Claims of connivance are credible. For nine years, the UK’s Labour government supported Musharraf’s dictatorship politically, economically and militarily, despite him having overthrown Pakistan’s democratically-elected government in 1999.

Alongside the US, which supplies Pakistan with F-16 fighter jets and Cobra attack helicopters, Britain sold Musharraf military equipment that his army has reportedly used in indiscriminate attacks that have killed innocent Baloch civilians.

Marri is an unlikely terrorist. He is a former Balochistan MP (1997-2002), and was the Minster for Construction and Works in the provincial assembly in 1997-1998. He fled to Britain in 2000, fearing arrest, torture and possible assassination by Musharraf’s men.

Marri comes from a distinguished Baloch family. His father, Nawab Khair Baksh Marri, a renowned Baloch national leader, attended Queen Elizabeth II’s coronation in 1953 as a guest of the British government.

His uncle is Ashraf Jehangir Qazi, the UN Special Representative to Sudan and the former Pakistan Ambassador to the United States, and his wife is the great grand daughter of the first Prime Minister of Iraq (1920-1922), Abdul Rahman al Gillani.

One of his brothers is Mehran Baluch. Also exiled London, he is the Baloch Representative to the UN Human Rights Council. He was the subject of an attempted extradition plot last year by Musharraf’s regime, on trumped up charges.

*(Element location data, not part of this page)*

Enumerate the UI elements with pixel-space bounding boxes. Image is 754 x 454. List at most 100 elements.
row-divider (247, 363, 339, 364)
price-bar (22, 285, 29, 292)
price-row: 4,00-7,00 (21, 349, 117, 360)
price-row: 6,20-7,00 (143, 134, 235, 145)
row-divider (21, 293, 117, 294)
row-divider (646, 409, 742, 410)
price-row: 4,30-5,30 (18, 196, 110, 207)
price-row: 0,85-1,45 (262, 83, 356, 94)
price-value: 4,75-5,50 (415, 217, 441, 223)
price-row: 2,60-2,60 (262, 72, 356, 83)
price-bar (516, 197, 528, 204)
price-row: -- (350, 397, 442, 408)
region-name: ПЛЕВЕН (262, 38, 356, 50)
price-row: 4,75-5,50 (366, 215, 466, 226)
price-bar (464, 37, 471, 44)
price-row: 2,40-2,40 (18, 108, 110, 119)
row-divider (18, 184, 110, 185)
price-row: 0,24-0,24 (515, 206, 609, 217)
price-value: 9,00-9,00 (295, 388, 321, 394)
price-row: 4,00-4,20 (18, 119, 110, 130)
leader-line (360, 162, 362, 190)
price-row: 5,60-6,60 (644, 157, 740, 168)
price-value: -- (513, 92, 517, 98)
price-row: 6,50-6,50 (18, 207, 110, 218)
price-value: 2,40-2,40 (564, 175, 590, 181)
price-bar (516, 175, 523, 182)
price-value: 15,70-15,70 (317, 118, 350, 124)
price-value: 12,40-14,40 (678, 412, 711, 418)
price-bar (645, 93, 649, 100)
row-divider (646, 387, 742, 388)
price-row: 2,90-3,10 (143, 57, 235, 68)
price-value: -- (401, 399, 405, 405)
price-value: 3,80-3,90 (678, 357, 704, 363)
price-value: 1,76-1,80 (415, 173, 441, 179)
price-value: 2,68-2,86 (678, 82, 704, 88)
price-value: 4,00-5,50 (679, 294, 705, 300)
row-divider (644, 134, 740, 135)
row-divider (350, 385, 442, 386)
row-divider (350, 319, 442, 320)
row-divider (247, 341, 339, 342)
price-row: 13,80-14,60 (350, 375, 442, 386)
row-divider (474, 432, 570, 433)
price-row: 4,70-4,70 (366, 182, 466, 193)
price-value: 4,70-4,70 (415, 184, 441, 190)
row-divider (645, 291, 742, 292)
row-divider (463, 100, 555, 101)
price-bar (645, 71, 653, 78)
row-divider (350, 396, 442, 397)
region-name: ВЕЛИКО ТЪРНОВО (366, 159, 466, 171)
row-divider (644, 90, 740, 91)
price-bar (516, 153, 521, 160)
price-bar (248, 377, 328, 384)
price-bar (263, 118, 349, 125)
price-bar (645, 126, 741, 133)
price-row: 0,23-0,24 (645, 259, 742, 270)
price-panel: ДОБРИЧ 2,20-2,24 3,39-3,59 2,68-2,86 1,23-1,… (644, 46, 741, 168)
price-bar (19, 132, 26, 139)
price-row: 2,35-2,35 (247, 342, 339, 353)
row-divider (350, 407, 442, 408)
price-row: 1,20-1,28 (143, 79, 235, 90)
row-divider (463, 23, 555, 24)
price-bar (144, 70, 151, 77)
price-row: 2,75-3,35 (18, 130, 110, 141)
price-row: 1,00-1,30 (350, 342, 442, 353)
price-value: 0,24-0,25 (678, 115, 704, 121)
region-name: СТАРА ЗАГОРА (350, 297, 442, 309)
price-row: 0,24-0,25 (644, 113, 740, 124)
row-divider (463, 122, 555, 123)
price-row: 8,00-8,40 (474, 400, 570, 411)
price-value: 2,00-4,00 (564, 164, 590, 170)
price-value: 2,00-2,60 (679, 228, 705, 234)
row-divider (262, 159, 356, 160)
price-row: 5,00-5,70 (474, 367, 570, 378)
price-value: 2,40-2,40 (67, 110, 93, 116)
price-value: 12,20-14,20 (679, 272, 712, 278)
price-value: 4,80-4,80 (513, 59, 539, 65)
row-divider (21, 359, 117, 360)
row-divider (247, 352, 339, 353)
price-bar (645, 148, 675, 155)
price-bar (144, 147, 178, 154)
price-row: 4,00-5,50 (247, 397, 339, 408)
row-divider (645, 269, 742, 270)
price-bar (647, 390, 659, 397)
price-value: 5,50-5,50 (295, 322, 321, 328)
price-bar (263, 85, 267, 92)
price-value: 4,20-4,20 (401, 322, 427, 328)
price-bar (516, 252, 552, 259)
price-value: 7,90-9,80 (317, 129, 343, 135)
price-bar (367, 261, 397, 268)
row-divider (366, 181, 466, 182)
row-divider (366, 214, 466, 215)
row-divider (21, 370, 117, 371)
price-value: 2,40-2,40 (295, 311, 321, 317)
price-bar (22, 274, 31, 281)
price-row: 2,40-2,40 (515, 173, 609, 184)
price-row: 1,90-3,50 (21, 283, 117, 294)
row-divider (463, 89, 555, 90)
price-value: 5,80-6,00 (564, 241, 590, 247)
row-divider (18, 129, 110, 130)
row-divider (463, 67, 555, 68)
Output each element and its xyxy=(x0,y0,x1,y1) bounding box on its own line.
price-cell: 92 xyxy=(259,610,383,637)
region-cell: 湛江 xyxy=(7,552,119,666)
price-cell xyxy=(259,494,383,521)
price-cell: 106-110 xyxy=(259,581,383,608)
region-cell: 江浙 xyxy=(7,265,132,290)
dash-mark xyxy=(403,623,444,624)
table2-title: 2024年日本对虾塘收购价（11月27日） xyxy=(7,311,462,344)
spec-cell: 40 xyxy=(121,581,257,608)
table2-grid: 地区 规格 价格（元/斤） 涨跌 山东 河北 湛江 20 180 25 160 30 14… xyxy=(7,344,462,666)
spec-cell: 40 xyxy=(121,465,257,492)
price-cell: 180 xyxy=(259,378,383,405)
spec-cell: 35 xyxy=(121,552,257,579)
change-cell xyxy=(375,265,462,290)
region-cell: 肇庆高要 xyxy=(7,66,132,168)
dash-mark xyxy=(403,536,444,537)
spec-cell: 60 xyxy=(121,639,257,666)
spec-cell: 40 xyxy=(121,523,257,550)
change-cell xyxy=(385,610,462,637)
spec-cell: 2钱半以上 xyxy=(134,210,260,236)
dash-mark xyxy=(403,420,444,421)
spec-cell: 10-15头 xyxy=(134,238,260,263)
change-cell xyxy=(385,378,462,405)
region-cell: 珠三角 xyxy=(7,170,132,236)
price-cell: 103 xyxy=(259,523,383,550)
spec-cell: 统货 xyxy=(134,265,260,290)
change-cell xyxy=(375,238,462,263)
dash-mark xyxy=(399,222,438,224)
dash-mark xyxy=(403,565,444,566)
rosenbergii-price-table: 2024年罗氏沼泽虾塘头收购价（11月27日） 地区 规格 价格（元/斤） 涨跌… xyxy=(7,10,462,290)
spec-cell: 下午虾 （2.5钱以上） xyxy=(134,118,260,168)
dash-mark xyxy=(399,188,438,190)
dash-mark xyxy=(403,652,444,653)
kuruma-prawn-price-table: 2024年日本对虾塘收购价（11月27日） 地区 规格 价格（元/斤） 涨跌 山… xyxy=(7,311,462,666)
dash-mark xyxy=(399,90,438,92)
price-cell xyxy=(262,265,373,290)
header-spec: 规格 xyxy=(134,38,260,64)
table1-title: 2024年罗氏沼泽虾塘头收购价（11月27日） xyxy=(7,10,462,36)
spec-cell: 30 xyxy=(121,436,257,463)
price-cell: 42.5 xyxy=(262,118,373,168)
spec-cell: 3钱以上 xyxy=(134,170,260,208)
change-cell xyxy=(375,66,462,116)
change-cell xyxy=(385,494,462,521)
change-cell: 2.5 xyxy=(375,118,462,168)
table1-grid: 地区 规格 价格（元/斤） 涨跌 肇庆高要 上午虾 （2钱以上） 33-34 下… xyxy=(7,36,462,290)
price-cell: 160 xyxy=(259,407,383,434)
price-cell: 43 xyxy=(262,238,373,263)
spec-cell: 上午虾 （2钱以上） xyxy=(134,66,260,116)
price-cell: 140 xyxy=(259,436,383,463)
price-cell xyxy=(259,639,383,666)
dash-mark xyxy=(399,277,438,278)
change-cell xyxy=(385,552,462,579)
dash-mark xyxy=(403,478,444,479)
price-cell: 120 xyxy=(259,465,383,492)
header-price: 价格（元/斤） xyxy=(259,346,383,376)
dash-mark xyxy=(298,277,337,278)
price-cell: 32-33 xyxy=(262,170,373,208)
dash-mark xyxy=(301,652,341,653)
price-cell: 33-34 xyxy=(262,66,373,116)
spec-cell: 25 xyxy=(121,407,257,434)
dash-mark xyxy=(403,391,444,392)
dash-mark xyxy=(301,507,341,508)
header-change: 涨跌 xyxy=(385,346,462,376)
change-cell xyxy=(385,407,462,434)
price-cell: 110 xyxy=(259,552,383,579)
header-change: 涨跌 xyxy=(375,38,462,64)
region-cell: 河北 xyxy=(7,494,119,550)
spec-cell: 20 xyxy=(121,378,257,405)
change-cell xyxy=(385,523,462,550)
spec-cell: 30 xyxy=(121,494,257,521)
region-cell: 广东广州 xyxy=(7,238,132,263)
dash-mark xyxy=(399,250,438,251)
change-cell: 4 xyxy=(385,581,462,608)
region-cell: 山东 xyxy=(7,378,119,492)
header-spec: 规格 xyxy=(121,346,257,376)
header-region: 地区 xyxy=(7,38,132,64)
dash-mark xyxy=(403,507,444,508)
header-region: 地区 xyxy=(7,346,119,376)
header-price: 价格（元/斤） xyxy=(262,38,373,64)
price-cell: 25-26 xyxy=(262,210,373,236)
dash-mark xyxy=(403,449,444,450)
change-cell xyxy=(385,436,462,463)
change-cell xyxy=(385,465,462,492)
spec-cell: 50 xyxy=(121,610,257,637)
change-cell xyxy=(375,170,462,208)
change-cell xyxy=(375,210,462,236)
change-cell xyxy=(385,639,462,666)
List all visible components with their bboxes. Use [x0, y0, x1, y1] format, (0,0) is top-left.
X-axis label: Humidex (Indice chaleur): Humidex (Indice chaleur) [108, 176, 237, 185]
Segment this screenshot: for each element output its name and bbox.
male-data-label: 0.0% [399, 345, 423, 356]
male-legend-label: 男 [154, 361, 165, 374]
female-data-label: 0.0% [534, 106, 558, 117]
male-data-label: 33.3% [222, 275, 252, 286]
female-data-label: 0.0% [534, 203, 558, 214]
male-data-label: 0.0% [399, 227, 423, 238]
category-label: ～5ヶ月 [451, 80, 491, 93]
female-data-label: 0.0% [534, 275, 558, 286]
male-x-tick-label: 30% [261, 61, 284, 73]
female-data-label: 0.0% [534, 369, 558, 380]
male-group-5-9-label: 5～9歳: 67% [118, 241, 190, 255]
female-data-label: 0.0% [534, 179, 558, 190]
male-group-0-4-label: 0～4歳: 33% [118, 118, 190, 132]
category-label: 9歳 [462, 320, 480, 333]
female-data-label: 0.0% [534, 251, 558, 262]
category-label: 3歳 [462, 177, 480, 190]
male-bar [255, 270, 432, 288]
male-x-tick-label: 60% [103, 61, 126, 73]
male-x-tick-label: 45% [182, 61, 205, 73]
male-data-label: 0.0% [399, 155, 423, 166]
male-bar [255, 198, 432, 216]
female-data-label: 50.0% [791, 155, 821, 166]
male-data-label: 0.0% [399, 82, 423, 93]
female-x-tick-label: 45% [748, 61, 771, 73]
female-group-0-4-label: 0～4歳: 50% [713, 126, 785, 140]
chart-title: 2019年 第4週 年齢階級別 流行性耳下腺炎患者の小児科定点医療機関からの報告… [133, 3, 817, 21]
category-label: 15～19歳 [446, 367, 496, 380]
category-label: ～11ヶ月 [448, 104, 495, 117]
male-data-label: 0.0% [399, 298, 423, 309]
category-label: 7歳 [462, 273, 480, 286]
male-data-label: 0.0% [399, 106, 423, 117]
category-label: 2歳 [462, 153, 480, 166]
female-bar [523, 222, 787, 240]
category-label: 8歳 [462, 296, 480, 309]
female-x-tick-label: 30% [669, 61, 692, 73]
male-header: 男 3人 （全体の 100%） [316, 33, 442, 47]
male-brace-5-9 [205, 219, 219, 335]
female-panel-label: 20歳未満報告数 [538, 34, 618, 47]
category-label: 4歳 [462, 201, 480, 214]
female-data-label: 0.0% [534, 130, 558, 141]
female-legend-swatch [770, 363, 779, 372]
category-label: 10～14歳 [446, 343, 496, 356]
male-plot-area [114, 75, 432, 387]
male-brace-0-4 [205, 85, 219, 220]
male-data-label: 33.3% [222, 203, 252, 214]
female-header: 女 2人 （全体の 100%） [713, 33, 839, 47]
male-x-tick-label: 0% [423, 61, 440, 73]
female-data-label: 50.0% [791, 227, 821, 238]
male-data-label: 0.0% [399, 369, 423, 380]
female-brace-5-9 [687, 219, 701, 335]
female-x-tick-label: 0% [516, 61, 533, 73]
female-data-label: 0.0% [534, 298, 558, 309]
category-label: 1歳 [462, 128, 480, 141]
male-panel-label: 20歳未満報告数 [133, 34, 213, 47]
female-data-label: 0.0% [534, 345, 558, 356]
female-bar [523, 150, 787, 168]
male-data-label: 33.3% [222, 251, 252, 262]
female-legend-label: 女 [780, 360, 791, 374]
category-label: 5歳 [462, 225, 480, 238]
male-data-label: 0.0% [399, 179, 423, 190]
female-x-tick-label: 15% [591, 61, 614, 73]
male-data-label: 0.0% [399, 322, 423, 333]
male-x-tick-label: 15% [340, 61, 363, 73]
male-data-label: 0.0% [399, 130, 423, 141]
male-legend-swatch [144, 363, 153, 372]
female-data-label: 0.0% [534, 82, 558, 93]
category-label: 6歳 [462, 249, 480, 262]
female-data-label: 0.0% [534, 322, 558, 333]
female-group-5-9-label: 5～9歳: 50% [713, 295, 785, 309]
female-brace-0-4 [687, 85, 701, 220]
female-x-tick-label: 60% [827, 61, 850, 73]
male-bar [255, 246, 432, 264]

The arrest of Marri — together with the murder of one brother and the attempt to frame another brother — looks like a systematic attempt to target his family and crush three leading voices of Baloch dissent.

A former self-governing British Protectorate from 1876, with its own parliament, Balochistan secured its independence from Britain in 1947. The following year it was invaded and forcibly annexed by Pakistan. The Baloch people did not vote for incorporation. They were never given a choice. Ever since, Balochistan has been under military occupation by Islamabad. Baloch demands for a referendum on self-rule have been rejected.

Pakistan, a former victim of colonialism, has turned into a colonising power, subjecting the people of Balochistan to political, economic, cultural and military subjugation.

The Asian Human Rights Commission reports that Pakistani army raids have resulted in 3,000 Baloch people dead, 200,000 displaced and 4,000 arrested. Thousands more have simply disappeared. In one of the most gruesome recent abuses, human rights campaigners allege that Pakistani soldiers boiled to death four Baloch prisoners in April this year.